Eğer zaten halihazırda bir adı yoksa, üzerinde çalışmakta olduğunuz yapıta adını vermeye ne zaman karar verirsiniz?
Yeni keşfedeceğim bir durumsa genel bir yol haritası kafamda vardır. Son rötuşu işimi bitirince yaparım. İşi en az kelimeyle en iyi ifade eden sözcük ya da sözcük grubunu ararım. Yine burada da kodlarım bazen. Yani bir meselede yüzeyde görünenin derinini aradığım gibi ben de aslında görünenden fazlasını ifade eden kodlar kullanırım. Bir örnek verecek olursam, 2000’li yıllarda keşfettiğim ve 2009 - 2010 yılından beri konferanslarımla ve Osmanlının Avrupalı Müzisyenleri kitabımla müzik camiasına ilk kez benim tanıştırdığım, bir arşiv kaynağı olarak dikkat çektiğim Şark Ticaret Yıllıkları’nda İstanbul ile özdeşleşmiş olan Capital de Orient “Doğunun Başkenti” tanımını gördüğümde büyülenmiştim.
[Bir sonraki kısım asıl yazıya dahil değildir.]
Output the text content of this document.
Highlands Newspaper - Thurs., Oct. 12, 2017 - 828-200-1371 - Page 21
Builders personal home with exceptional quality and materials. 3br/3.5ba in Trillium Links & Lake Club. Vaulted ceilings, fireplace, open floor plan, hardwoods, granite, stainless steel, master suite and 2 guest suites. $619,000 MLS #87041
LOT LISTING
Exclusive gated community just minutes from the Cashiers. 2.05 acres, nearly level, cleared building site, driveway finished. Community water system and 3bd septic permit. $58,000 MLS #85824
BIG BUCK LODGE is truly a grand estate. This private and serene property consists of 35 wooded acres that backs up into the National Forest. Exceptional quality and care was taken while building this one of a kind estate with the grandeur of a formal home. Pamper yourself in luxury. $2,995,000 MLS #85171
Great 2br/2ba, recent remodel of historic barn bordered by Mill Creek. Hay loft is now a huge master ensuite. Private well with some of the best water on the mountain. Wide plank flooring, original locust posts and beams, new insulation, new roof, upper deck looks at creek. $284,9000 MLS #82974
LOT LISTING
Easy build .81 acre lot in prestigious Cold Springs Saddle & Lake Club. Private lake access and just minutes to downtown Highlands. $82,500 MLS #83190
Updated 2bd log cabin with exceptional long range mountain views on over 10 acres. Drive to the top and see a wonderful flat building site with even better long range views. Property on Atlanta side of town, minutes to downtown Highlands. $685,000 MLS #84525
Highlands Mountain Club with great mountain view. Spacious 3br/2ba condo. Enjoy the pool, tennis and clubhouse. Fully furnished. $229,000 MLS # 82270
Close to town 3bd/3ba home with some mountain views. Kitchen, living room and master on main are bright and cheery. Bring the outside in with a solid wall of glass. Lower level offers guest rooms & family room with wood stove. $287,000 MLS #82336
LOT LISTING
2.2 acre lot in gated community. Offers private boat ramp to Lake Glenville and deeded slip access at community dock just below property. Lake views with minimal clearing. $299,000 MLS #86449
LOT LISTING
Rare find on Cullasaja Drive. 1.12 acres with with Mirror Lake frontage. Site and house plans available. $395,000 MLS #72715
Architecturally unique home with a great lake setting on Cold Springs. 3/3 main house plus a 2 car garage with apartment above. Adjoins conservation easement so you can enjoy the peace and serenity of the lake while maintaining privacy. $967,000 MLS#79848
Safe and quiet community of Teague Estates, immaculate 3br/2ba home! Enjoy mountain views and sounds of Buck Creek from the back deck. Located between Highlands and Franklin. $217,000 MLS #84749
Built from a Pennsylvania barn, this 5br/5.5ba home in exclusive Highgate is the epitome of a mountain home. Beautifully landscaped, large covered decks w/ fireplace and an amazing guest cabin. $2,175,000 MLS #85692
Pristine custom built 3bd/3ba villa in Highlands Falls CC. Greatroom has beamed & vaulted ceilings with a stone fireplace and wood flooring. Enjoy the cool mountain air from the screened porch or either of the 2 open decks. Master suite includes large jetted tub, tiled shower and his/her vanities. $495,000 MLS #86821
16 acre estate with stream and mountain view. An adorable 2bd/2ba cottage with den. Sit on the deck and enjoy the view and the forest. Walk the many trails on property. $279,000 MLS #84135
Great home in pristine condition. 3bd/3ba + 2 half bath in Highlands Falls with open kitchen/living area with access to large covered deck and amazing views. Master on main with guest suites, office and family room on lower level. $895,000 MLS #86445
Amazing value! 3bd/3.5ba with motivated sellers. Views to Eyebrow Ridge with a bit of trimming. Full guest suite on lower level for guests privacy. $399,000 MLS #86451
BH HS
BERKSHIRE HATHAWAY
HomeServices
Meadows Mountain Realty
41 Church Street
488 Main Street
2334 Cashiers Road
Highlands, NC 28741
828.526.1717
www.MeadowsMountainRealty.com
Başta 19. yüzyıl Osmanlı piyano müziğini icra ettiğim Doğunun Başkentinden Batılı Sesler: Dersaadette Avrupa Müziği adlı 2011 yılının ilk günlerinde çıkmış CD kaydıma olmak üzere, yıllar boyunca yaptığım kimi performans ve yayınlarıma İstanbul’un rumuzu “Doğunun Başkenti” tamlaması ilham kaynağı oldu. Diğer yandan, bu atfımla Şark Ticaret Yıllıklarını ilk kez benim müzik literatürüne kazandırdığımı kodladım aslında, tarihe kendimce bir nevi not düştüm. Bir gün bir başkası aynı yoldan geçerse bu kodu fark edecekti. Belki benim yolculuğum ya da işim ona ilham olacaktı. Bunu açıkça söylememiştim bugüne kadar. Sorunuz vesilesiyle bir örnek üzerinden kendi çözümlememi kendim yapmış ve tavrıma dair ipuçları paylaşmış oldum. Bazen de her şey tamamen her boyutuyla, adıyla, içeriğiyle ve tüm resmiyle kafamda çoktan bitmiştir; onu, sunacağım formata dökmenin zamanını beklerim. Çok boyutlu, çok yönlü meşguliyetlerim paylaşabilmemi geciktirebildiğinden, zaman yaratabilmek için fırsat kolladığım süreç heyecanımı kamçılar.